Your Personal Index Portfolio

Indexing 4.0 – Stock Market Exposure that Revolves Around You, Not the Market 

Put simply, we believe custom indexing is the future of stock market investing for high-net-worth families.  First, it builds off of several key advantages developed over the past few decades.  Jack Bogle of Vanguard launched the S & P 500 Index fund in the mid-1970s.  Ever since, low cost index funds have soundly beaten actively managed products.  In the early 1990s, tax-managing an index fund in a separate account brought further advantages of tax loss harvesting to produce reliable “tax alpha”.  Then in the mid-2000s attention shifted to so-called smart beta approaches, such as fundamental weighting, that used different portfolio designs to produce more efficient index exposures.

Around the same time, MIT Finance professor Andrew Lo foresaw the next great advancement*, namely that  investors would have personalized index portfolios purposed for their unique financial picture. While seemingly science fiction, Lo noted the technology existed and “as with the transformation of all great ideas from theory into practice, it is only a matter of time.”  That time is now.  
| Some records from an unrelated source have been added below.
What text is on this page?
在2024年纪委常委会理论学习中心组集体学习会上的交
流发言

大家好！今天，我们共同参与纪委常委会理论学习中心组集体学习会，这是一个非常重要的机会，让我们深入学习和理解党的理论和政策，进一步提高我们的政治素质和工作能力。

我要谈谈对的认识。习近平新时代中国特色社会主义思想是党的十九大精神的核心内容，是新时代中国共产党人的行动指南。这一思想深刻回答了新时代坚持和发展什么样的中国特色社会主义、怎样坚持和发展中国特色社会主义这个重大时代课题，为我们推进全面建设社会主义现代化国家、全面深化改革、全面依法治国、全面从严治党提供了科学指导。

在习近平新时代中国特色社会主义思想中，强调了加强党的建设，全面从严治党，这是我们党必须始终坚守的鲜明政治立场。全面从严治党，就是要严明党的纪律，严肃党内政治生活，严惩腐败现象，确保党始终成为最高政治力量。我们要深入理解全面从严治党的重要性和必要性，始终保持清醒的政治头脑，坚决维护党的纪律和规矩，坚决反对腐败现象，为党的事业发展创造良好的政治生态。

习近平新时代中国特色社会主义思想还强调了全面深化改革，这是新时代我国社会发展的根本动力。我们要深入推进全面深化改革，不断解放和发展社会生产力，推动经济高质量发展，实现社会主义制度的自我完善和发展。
Today, “Indexing 4.0” brings customization that incorporates risk tolerance, values, human capital, investment beliefs, charitable giving, and taxes.  Each of these attributes is uniquely personal.  Why should the S & P 500 be the perfect stock market exposure for you?  The resulting customized portfolio (i.e., the “Your Household 500”) should have no benchmark.  It’s been designed exclusively for the household’s entire capital base and personal values.  The switching costs of chasing returns from one hot strategy to another – what one of us referred to as the “biggest failure in investment management”– evaporates when the stock market exposure has been built around your unique situation.   This allows your capital to compound efficiently over time.  As Charlie Munger (Warren Buffet’s longtime partner) says, “The big money is not in the buying and the selling, but in the waiting.”  

*Lo, Andrew W. (2001), Personal Indexes, Journal of Indexes, 2nd Quarter, 26–35.